Qu’avons-nous fait au cours de ces trois jours ? Tout simplement ce que les chrétiens ont toujours tenté de faire, dès le lendemain de la Pentecôte : confronter les exigences de leur foi aux données de leurs sociétés pour tenter d’y introduire plus de justice, leur regard lui-même évoluant, s’aiguisant au fil des événements, s’enrichissant dans le dialogue avec toutes les cultures. Nous nous proposions de faire que cette Semaine sociale soit plus régionale et concrète. Grâce à l’énorme travail des antennes, de vous tous, et de Bernard Ibal, nous y sommes parvenus. Il est délicat de séparer la France du reste du monde, alors que cette semaine a voulu dénoncer des frontières périmées encore très prégnantes, mais à la veille des présidentielles, il fallait aborder de front les injustices de notre pays, interpeller les principales forces politiques et partager avec elles nos convictions. Je remercie les quatre personnalités politiques qui nous ont rejoint, pour leur disponibilité et leur attitude d’ouverture à l’égard des Semaines Sociales. Je pense que cette rencontre a été précieuse. Nous avons été soucieux d’élaborer des propositions. Nous l’avons fait au mieux de nos moyens et je me réjouis de cette grande première – la remontée des 600 propositions – et du formidable travail des neuf ateliers d’hier dont il nous a été si bien rendu compte ce matin. Tous et chacun ont mérité vos applaudissements.

Nous repartons avec des propositions qui ne sont ni d’un parti, ni d’un mouvement, mais qui seront un instrument utile pour faire en sorte que la justice soit au cœur du débat présidentiel. Il n’est pas certain que nous y parvenions, mais nous pourrons intervenir « à temps et à contretemps » pour qu’elle y soit et nous organiserons rencontres, débats, interpellations de toutes sortes pour que nos propositions alimentent ce débat.
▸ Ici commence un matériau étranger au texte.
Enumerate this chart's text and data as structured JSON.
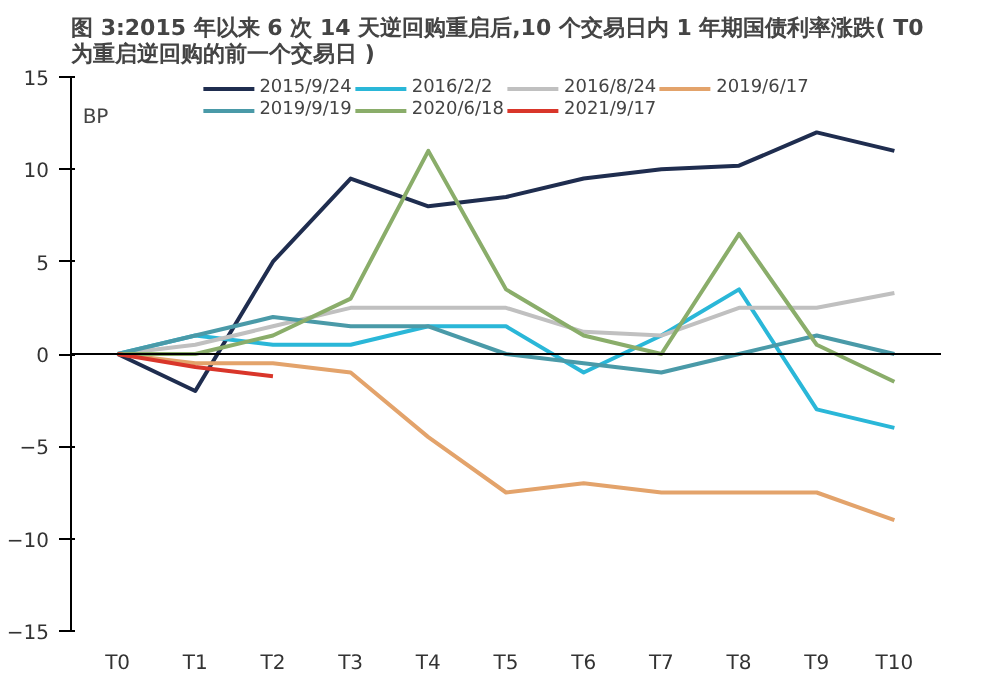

Il y a un instant, l’un d’entre vous me disait : « Dès demain matin, j’appelle mon député et mon maire… ». Cela, nous le ferons en tant que citoyens chrétiens prêts à nous joindre à toute initiative pour le renforcement de la dignité et des droits des plus défavorisés, pour rendre notre démocratie plus participative et faire en sorte que leur voix s’y exprime, toujours prêts aussi à bousculer cette frontière périmée entre les Nords et les Suds, cette frontière qui continue de faire de la misère du monde une affaire étrangère.

« La question sociale est devenue mondiale »

Combat donc dans le concret pour la justice. Cela passe, dans la société d’aujourd’hui, par un effort particulier de discernement des situations d’injustice et cela s’exprime dans l’accompagnement des plus défavorisés comme dans l’effort pour substituer des structures de fraternité aux structures du pêché. Accompagnement, discernement : deux mots clés de cette semaine.

Car – et c’est ma seconde remarque – un des traits majeurs de cette semaine est la vigueur avec laquelle la constatation si simple de Paul VI est remontée à la surface : « La question sociale, disait-il, est devenue mondiale ». Il est grand temps que nous en tirions plus sérieusement les conséquences. L’une d’elles, la plus essentielle évidemment, est qu’il n’y a plus injustices du Nord et injustices du Sud, comme Pascal Lamy l’a justement souligné. Les liens complexes et inextricables de la mondialisation font, pour le meilleur ou pour le pire, que la pauvreté du Sud nous est une question intérieure. Cela, pas seulement parce qu’il y aura bientôt 1,5 à 1,8 milliard d’habitants en Afrique, alors que la moitié de sa population a moins de quinze ans, mais parce que les liens qui unissent les peuples du Nord et du Sud rendent leurs destins profondément solidaires, même si l’État-Nation westphalien vit encore dans l’illusion de sa souveraineté de « molécule de base » pour reprendre encore le langage de Pascal Lamy. Au lieu donc de rester emprisonnés dans des conceptions qui deviennent de plus en plus des fictions, cherchons à imaginer et à mettre en place tout un appareil de « fertilisations croisées » dont Rubens Ricupero nous a apporté le concept et quelques exemples, et dont deux ou trois de nos propositions peuvent être de bons instruments : un statut humain de l’immigré, le co-développement, le respect intransigeant de la parole donnée pour le développement du Tiers-monde.